此时他弯腰躬身,将头埋得很低,态度无比端正。
“这个很简单啊。”
它缓步走出,站在了王耀面前。
“杀我。”
脑中传来声音那么冰凉,可王耀无论如何都无法理解。
“您刚才,说了什么?能给我说得清楚些吗?”
“我说得很清楚了啊!”那声音变得凶暴。
“杀掉我!杀掉像我这样的怪物!”
“不,我不能杀掉刚帮助了自己的人。”
“我已经不是人了!完全逃离之后就不是人了!”它传出的声音已经有了发泄般的哭喊情绪。
“逃离那之后?您到底在说什么!”
“我试过好多种办法,好多种办法!什么办法都试过了!”
它的前肢落在了王耀身上。
“这就是脱离的代价!就算现在的科技再发达无数倍也绝对治不好的代价!没有人的躯体、品尝不到美食、甚至别人都察觉不到我的存在,试图逃离那座城就是一个彻彻底底的错误!”
收紧的力量使王耀已经有点喘不过气,可身体上的异常远没有面前古怪生物诉说出的消息刺激。
“整个社会里,能人异士大隐其中,阴阳师、灵媒、占星人、通灵者等或有上过电视或默默无闻之人,我找了不知道多少。
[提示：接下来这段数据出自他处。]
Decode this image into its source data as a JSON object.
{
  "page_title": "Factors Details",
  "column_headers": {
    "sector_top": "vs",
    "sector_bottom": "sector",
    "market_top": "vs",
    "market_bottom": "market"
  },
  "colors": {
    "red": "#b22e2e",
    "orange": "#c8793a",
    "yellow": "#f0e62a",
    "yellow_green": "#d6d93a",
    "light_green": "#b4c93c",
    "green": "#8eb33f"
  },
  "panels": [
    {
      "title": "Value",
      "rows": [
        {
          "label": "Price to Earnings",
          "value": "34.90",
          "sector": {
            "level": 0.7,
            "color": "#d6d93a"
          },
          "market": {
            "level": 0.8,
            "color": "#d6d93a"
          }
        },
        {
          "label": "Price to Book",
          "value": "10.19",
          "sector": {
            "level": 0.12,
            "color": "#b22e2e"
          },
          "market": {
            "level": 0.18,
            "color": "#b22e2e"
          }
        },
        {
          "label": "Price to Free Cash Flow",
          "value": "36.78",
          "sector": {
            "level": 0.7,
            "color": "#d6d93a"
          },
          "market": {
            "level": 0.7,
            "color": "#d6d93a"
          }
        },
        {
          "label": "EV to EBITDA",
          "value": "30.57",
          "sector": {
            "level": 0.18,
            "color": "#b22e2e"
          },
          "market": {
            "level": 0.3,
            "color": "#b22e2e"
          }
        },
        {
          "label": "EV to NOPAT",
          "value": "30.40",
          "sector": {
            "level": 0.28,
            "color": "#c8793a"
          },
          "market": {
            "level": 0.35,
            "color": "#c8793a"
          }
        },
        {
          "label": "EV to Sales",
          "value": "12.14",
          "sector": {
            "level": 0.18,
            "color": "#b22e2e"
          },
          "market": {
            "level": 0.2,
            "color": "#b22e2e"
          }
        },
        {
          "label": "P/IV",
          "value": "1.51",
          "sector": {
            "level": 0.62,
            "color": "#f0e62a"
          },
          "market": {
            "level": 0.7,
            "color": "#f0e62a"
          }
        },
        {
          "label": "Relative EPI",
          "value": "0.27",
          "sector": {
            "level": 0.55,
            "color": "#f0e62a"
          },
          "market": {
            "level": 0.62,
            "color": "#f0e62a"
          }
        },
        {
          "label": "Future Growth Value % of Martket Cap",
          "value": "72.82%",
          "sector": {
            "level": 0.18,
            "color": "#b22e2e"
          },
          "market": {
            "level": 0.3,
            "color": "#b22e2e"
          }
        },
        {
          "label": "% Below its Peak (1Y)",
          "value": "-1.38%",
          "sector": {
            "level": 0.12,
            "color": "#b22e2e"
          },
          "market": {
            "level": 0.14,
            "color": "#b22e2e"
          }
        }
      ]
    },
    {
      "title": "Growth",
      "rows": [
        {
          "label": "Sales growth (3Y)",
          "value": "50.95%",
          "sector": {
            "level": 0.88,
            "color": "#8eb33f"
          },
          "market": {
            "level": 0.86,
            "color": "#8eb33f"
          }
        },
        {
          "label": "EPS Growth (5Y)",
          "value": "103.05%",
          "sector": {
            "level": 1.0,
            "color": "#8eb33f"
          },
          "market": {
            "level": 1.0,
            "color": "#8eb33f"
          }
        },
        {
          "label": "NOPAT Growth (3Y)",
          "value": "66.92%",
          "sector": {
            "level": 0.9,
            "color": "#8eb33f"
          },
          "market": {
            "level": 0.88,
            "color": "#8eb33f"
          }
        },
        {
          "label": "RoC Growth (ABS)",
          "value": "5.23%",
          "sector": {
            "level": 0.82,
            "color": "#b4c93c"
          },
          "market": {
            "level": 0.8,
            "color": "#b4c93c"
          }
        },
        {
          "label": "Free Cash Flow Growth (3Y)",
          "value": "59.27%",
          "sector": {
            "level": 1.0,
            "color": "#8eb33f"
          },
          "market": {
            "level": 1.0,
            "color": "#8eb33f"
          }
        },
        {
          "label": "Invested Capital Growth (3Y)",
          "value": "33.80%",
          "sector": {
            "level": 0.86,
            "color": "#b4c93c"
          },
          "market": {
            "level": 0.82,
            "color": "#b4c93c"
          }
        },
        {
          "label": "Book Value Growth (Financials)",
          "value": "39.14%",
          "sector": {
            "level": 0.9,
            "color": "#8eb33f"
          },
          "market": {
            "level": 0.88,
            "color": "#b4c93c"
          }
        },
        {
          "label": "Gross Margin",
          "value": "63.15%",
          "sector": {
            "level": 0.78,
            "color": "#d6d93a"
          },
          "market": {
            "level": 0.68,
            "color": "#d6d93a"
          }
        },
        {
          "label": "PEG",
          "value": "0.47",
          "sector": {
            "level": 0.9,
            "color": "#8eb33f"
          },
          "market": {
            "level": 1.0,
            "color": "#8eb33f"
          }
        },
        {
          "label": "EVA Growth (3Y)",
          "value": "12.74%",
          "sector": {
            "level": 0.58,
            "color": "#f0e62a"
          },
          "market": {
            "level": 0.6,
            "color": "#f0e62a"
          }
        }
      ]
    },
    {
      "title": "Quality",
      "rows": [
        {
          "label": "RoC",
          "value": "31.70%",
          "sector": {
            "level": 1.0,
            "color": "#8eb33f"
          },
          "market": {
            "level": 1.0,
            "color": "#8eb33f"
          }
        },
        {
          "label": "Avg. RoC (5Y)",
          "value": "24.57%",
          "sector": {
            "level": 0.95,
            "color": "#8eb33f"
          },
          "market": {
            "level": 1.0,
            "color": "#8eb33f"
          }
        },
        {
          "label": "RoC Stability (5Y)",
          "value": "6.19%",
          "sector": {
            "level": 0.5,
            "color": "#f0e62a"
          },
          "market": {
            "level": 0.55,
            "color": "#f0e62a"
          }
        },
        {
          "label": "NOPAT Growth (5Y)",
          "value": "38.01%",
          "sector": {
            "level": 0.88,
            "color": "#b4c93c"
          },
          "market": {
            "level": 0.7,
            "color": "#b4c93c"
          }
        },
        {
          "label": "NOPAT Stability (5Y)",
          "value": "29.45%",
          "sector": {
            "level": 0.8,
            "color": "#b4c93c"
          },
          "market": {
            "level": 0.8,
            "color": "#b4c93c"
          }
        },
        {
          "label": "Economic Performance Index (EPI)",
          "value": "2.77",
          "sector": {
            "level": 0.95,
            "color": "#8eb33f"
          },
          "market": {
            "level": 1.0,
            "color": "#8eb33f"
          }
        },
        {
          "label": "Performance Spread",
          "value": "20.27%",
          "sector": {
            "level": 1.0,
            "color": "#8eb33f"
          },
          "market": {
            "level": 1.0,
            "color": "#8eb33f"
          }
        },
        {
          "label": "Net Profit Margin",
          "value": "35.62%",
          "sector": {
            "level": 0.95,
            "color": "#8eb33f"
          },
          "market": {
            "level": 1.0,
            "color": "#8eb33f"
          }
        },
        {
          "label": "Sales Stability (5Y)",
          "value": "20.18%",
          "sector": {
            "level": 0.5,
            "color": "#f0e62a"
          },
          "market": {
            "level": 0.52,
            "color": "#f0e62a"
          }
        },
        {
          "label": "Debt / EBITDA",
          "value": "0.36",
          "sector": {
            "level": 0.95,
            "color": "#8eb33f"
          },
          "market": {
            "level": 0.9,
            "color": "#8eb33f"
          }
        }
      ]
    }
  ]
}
”
王耀从它代替面庞的海蓝色宝石中感受到了杀意。
“只有去过那里的人才能看到我,但他们也都帮不了我!”
“我让母亲一个人孤独地生活在这,看着她夜以继日地祈祷我回来相聚,一次次触碰她但那份无人可见已坚不可摧,我的整个人生就是场被结合的真实谎言,脱离控制的一切都被它掩盖深藏,这样的日子我受够了!”
王耀知道若是再不出手,自己就会被它活生生掐死。
“所以,杀了我吧!”
此时王耀右手半握拳打向面前怪物的腹部,它受击后短暂惊愕了下,钳制对方的坚硬手臂也随之松开。
脱离束缚后王耀并未停手,早就循环充能的左手捅向对方的下颚。
手向上消失划出一条弧线,以上勾拳的姿势狠狠捅穿了对方的下巴,将它头颅打得高高仰起,脖颈也夸张地弯折成九十度。
就这样腰部双腿还在不停扭转加速,把全身的力道全部集中在拳头上。
吃下这击的它双脚离地悬空,被下颚力量带动直飞空中。
王耀闭眼享受打出融合增强异能的这完美一击,而在他张开眼睛瞄了下对方。
一心以为解决了对方。
想不到它在双脚落地后却没有倒下,只是保持双肢下垂站立着。
这时王耀有些惊讶,左手迅速后摆挥动,手就像化身为一道月牙,一拳朝着刚才打出的下颚空洞而去。
只见受到攻击后,怪物面部那海蓝宝石浮现出一个巨大的凹痕,碎掉的脸颊左右晃动着,最终缓缓朝后仰倒,整个头部被随着拳头带入的压缩光能炸碎。
在面前的王耀,整个躯体被瞬间染红,他看着肆虐狂风卷起无数幻化的灵魂碎片升向高空,不知飞往了何方。
低头一看,身上被染红的部分已经消失,和地面的无头尸体一起。
他攥紧了拳头,头颅微低发出痛苦的呻吟,刚才话语的意思已让心灵受到了严重冲击。
已经变强的自己却剩下了更强的恐惧。
就像被包裹在无尽的寒冬,现实中一切美好都离他而去,最后只能一无所有,被莫名埋葬。
惊恐地冲出老人家。
顾不上她那奇怪的目光,一口气返回自己居住的屋子,剧烈的奔跑让胸腔中的呼吸都变成充满痛苦的腥红。
伸手脱去上衣,想钻进被子平复下自己的情绪
可一探掌。
又摸出了什么东西。
一件黑色的平板。
“啊!”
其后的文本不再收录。